NCCI wrong on foreign investors
Namibia Chamber of Commerce and Industry Chief Executive Officer Tarah Shaanika this week blew the whistle on Government’s procurement policy, which he believes is skewed towards foreign companies at the expense of local entrepreneurs.
According to Shaanika such a setup has potential to kill the job market as the local companies are not being given equal time to grow at the same rate with their international competitors.
He goes on to argue that the move to award big projects to foreigners is tantamount to allowing heavy capital flight and sacrificing local development.
Perhaps he has a point there but where do we draw the line between balancing the need for foreign investment and creating opportunities for the local companies. It should be understood that the issue is a typical double-edged sword and needs to be looked at with utmost care.
Governments by nature are not associated with creating employment but rather should create an enabling environment that allows both local and foreign investors to blossom. The Government needs to enact laws that attract investors and also allow for a favourable environment to do business in for all investors.
It then becomes the role of the various industry role players to make sure that they take advantage of the environment to grow and position themselves with the relevant skills to tackle any jobs that come from Government.
We have a feeling that the NCCI in their calls for the Government to prioritise local companies when giving tenders is somewhat missing the point and the issue here is that NCCI members and business in general should not be found wanting when big tenders are released.
If we take for example all the bigger projects that Government has given in the past three years, including the nerckatal dam project or the expansion of the Walvis Bay Port, we would not have any local company with capacity to execute these projects.
There is a severe shortage of technical capacity when it comes to local companies executing some of the jobs that are given by government.
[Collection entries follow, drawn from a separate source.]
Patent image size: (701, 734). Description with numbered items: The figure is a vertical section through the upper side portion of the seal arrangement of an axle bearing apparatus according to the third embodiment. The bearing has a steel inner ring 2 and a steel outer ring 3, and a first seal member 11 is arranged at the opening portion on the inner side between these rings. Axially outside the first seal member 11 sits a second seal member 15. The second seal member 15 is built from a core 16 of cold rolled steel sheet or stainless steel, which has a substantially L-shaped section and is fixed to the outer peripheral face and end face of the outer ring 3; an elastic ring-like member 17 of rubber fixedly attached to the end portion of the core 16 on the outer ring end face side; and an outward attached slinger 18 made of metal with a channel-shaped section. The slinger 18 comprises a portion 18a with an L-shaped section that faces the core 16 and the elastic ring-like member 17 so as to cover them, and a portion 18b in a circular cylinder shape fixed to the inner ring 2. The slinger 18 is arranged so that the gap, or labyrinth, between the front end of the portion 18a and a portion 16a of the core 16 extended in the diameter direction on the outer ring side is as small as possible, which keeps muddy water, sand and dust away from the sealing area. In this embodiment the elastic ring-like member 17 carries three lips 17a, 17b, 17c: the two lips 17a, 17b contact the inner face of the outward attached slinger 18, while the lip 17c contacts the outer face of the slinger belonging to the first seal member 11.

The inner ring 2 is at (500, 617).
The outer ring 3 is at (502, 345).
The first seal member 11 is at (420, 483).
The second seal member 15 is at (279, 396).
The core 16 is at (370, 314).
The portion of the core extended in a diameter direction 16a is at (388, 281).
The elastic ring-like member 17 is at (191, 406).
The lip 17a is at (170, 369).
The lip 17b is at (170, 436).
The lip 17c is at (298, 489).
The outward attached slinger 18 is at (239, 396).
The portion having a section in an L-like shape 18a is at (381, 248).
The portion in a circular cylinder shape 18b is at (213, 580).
That being the case it does not stop locals from conjuring up joint ventures with foreign companies where they can easily gain the skills needed for the future, not to mention the capital flow that will see them benefiting in future.
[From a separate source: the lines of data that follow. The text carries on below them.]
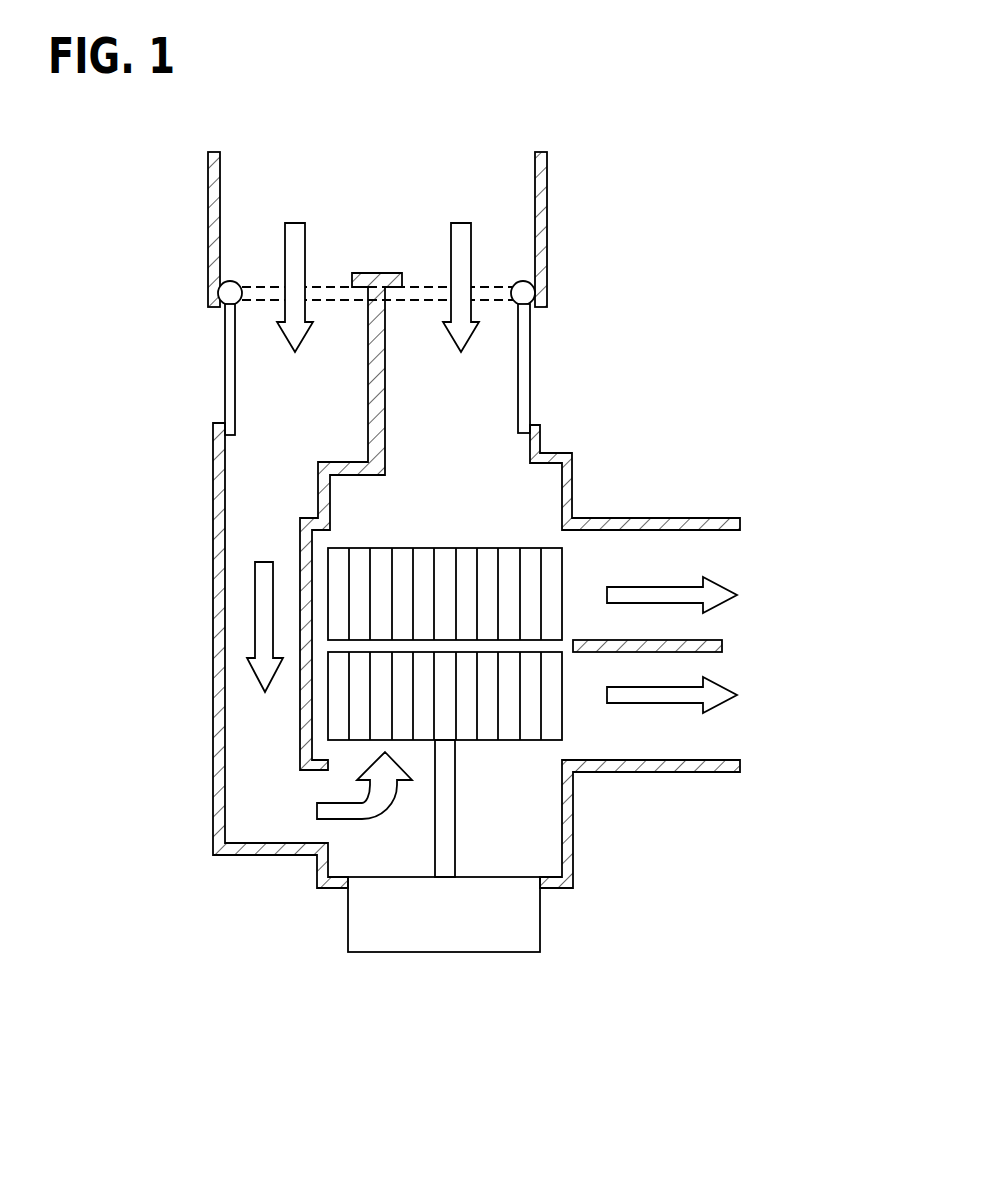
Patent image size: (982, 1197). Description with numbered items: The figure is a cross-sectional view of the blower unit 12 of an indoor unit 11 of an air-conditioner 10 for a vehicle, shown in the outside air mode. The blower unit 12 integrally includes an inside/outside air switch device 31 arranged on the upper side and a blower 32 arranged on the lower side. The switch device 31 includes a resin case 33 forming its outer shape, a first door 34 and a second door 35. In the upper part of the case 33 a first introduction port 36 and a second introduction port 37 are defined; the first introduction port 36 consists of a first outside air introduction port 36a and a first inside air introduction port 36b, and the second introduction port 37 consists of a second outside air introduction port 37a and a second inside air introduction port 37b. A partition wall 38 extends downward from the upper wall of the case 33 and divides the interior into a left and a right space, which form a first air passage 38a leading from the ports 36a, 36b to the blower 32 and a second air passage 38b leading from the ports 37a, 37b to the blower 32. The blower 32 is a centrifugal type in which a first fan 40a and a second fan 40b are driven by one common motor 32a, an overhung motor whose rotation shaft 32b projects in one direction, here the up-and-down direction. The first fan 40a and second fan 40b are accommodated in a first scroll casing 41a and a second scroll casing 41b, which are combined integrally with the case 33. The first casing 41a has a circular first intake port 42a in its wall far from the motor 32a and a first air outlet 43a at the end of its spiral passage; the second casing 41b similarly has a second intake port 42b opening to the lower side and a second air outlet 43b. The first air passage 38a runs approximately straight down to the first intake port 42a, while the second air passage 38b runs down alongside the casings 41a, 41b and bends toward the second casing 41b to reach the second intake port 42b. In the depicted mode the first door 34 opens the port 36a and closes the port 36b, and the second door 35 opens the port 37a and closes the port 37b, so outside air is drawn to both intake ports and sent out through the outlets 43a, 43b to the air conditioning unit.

The air-conditioner 10 is at (705, 210).
The indoor unit 11 is at (610, 317).
The blower unit 12 is at (700, 452).
The inside/outside air switch device 31 is at (145, 277).
The blower 32 is at (533, 762).
The motor for blower 32a is at (527, 952).
The rotation shaft 32b is at (443, 830).
The case 33 is at (213, 618).
The first door 34 is at (530, 370).
The second door 35 is at (223, 372).
The first introduction port 36 is at (553, 168).
The first outside air introduction port 36a is at (497, 283).
The first inside air introduction port 36b is at (545, 333).
The second introduction port 37 is at (98, 168).
The second outside air introduction port 37a is at (258, 285).
The second inside air introduction port 37b is at (213, 333).
The partition wall 38 is at (387, 404).
The first air passage 38a is at (458, 408).
The second air passage 38b is at (224, 458).
The first fan 40a is at (363, 577).
The second fan 40b is at (360, 692).
The first scroll casing 41a is at (300, 535).
The second scroll casing 41b is at (300, 678).
The first intake port 42a is at (457, 482).
The second intake port 42b is at (320, 888).
The first air outlet 43a is at (678, 562).
The second air outlet 43b is at (650, 718).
It is also imperative that we understand that the Government has done a tremendous job in making Namibia an attractive destination for investors, hence we will expect more and more foreign companies to keep coming so local entrepreneurs cannot become cry-babies forever, rather they must work on improving themselves instead of demanding industry protection.
It is also unfortunate that some of the bigger international companies take projects with concessionary loans which is somewhat an advantage for government as they are guaranteed of project execution. There are some local companies that have also not made life easier when they get lucrative tenders and fail to deliver.
This has cast a shadow of doubt on many other local companies with potential and ability to deliver their targets in time.
NCCI in this case should be more consumed with delivery and taking full advantage of the available opportunities in the country instead of blaming foreign investors for failure to meet their targets.